# Aquarium accident - just cracked my 150 gallon tank



## VisualPoetry (May 16, 2006)

long story short... 

There's a gaping hole in the middle (bottom) of my aquarium now... all the water, sand, rocks, crashed through. It was a bonehead error by one of my friends.

So the question is... what to do?

Are there aquarium / glass services to build a glass aquarium bottom and repair? Or is it cheaper just to buy a new / used tank?

Thanks for your help.


----------



## Taipan (Feb 12, 2012)

Cheaper to buy a new aquarium. Faster too. You may get lucky and be able to find something online that may fit your foot print. Sorry to hear about your loss. Everyone's worst nightmare.


----------



## VisualPoetry (May 16, 2006)

yeah... figured as much... I've planned day and night for this evening to put up my tank... and a small mistake just ruined it all. The worst part is, moving a broken tank is quite dangerous and still very heavy.

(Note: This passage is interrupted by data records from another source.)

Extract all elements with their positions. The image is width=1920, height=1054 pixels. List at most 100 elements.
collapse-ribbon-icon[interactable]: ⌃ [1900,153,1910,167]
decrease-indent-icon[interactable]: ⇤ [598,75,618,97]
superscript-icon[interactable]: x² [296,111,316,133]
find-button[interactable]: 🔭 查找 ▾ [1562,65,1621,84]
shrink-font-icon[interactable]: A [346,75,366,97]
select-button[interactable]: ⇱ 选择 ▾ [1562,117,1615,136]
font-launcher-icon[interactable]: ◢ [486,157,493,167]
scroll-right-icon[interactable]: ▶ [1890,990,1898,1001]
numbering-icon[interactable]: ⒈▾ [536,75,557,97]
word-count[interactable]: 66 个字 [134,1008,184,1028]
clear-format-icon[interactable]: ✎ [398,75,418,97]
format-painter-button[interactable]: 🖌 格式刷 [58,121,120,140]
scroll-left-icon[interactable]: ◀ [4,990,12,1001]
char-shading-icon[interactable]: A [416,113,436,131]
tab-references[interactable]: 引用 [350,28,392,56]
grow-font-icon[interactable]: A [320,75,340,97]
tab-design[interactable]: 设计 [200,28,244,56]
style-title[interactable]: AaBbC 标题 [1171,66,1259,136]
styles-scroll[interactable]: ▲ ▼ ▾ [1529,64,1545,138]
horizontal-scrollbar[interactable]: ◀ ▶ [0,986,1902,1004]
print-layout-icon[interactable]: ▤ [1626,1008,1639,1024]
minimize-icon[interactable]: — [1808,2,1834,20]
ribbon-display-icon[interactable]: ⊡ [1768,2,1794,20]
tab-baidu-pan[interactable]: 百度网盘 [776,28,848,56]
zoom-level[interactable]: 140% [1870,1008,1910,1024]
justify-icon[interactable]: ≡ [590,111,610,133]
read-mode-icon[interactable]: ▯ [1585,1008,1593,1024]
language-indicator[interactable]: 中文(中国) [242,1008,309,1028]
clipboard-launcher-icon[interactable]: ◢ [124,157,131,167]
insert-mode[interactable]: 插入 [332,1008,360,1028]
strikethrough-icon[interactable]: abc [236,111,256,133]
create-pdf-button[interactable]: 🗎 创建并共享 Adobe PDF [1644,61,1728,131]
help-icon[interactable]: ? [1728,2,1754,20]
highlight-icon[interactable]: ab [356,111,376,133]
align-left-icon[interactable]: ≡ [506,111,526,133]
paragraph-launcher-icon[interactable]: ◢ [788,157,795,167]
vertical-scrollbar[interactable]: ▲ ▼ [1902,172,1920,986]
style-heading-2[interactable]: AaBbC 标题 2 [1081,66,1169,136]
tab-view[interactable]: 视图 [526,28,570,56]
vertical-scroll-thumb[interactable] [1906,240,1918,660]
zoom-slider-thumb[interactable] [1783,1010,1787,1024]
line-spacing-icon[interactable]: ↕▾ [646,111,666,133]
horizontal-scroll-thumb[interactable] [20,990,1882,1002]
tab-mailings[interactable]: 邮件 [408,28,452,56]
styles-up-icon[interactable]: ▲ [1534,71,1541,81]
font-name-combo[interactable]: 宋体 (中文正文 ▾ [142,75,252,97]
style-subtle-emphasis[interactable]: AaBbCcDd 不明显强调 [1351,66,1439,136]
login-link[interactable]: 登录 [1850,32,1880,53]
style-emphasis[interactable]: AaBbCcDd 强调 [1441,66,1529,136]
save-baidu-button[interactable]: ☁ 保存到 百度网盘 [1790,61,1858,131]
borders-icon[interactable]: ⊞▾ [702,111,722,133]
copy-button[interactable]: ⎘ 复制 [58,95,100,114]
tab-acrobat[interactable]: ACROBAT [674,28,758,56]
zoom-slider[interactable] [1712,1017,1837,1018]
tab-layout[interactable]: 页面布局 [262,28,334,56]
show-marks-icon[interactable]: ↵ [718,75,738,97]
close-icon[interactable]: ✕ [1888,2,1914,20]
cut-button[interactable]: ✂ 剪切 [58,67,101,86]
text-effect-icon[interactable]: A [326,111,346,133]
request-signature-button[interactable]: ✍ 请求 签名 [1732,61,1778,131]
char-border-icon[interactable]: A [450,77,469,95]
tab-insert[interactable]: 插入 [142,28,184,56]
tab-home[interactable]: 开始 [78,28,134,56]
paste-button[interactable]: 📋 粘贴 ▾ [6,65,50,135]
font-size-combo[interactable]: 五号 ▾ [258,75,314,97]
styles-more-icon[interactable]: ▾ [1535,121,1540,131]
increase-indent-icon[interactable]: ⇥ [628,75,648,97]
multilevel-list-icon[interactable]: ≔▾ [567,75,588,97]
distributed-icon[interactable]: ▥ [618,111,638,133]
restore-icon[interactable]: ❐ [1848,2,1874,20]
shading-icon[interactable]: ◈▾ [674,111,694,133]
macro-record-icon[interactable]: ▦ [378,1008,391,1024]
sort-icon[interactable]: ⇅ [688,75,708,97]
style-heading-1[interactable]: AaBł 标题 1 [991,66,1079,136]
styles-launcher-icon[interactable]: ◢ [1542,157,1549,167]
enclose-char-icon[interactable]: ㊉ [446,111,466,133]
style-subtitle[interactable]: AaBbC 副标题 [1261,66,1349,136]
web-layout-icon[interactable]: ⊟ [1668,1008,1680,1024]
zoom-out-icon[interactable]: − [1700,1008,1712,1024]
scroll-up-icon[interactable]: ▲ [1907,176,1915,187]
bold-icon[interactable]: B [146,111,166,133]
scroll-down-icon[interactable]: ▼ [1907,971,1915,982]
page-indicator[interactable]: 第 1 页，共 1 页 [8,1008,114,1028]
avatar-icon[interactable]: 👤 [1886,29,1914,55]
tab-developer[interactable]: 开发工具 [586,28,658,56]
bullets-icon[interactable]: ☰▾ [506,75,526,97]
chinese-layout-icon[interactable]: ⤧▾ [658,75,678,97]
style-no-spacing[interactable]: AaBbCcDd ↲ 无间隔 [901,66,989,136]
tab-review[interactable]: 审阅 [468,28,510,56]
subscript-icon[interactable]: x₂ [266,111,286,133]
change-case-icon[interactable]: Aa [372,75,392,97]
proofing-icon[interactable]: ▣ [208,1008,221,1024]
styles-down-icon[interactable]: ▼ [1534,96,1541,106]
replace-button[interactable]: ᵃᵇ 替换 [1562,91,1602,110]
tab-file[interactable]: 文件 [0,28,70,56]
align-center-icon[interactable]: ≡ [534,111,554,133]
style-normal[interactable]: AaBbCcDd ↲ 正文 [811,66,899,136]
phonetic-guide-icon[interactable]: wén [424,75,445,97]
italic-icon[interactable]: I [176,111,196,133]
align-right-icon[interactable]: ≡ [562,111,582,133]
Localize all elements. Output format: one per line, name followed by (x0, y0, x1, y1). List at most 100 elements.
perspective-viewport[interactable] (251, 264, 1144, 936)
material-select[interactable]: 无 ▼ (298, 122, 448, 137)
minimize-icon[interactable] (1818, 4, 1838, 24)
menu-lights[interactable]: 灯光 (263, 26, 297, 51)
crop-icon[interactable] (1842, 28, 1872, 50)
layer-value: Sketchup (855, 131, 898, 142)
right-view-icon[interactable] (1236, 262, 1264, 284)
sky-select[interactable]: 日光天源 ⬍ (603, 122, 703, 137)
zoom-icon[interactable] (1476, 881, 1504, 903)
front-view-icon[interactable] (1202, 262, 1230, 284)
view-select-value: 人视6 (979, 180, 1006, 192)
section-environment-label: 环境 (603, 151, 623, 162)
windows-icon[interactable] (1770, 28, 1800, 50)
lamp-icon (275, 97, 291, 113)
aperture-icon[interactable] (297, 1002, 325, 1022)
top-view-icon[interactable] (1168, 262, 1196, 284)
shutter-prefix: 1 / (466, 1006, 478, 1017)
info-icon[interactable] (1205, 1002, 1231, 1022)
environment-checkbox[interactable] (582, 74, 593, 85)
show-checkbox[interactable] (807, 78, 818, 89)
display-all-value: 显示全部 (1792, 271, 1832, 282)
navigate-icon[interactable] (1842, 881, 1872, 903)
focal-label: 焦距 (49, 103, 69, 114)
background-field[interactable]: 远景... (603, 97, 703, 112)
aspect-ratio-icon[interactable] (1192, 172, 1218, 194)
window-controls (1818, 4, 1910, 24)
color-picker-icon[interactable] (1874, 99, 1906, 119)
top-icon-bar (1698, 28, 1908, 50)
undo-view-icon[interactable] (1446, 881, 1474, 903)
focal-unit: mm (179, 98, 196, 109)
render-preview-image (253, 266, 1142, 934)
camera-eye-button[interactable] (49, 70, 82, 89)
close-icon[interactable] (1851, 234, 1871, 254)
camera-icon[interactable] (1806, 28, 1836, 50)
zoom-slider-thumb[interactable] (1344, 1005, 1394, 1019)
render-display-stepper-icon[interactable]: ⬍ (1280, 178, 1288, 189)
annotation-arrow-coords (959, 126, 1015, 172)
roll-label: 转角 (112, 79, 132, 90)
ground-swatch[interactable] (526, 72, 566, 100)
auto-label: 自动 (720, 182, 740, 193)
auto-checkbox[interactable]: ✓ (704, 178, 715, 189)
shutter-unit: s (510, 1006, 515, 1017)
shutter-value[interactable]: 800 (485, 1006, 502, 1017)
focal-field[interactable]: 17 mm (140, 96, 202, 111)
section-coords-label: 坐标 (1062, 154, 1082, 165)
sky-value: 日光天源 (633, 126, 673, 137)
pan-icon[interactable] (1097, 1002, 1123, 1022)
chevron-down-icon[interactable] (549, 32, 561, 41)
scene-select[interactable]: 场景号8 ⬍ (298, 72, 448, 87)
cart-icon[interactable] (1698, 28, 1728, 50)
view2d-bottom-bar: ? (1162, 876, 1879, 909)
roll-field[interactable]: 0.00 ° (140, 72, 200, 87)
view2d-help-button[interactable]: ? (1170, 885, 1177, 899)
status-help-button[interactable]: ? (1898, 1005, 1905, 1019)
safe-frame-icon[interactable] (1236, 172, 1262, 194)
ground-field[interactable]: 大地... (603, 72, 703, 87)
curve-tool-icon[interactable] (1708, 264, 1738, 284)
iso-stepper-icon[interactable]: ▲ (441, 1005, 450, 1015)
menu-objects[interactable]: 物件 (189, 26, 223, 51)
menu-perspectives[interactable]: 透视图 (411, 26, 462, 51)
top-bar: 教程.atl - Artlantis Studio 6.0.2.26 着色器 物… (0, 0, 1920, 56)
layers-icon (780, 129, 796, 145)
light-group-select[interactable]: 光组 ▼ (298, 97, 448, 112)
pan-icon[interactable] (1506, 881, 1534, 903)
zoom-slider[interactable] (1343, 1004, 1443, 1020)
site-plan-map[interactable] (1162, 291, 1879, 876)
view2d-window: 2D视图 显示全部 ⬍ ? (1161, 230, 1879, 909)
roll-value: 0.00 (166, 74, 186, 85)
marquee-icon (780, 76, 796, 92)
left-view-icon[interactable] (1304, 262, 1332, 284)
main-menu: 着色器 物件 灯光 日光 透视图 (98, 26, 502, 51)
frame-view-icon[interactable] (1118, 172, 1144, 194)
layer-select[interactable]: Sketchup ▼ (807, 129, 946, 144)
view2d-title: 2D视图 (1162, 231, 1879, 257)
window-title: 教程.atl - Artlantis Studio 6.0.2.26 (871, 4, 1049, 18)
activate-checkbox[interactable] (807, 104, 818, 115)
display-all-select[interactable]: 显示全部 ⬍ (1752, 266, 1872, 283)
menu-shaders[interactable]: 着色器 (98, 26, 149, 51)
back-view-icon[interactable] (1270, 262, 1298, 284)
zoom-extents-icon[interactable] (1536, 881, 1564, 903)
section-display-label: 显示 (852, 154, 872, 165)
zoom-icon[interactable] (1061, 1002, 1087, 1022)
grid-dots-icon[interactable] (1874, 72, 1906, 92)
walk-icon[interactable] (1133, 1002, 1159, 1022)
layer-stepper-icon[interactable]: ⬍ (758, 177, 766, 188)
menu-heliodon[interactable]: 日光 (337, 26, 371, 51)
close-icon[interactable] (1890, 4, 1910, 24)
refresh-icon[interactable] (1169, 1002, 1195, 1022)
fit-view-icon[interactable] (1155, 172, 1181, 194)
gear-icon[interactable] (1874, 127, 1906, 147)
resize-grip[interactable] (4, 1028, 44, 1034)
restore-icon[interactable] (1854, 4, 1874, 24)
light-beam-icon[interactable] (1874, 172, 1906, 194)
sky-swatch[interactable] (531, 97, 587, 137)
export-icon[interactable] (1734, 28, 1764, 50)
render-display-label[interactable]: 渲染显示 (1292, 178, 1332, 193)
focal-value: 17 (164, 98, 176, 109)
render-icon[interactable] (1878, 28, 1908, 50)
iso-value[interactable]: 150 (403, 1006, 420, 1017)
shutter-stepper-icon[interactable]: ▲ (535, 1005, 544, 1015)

4 guys, 3 hours, and it's back in my garage. Fun times!


----------



## Chromey (Sep 25, 2010)

drop some rock?


----------



## supergourami (Apr 12, 2011)

i dropped my 180 gallon after weeks of cleaning and reasealing in the backyard all to end smashed when carried inside


----------



## VisualPoetry (May 16, 2006)

my buddy dropped wet sand into it... a whole bucket.


----------



## tom g (Jul 8, 2009)

*tank*

BOLLOCKS!!!!!!!!

That totally sucks , so sorry


----------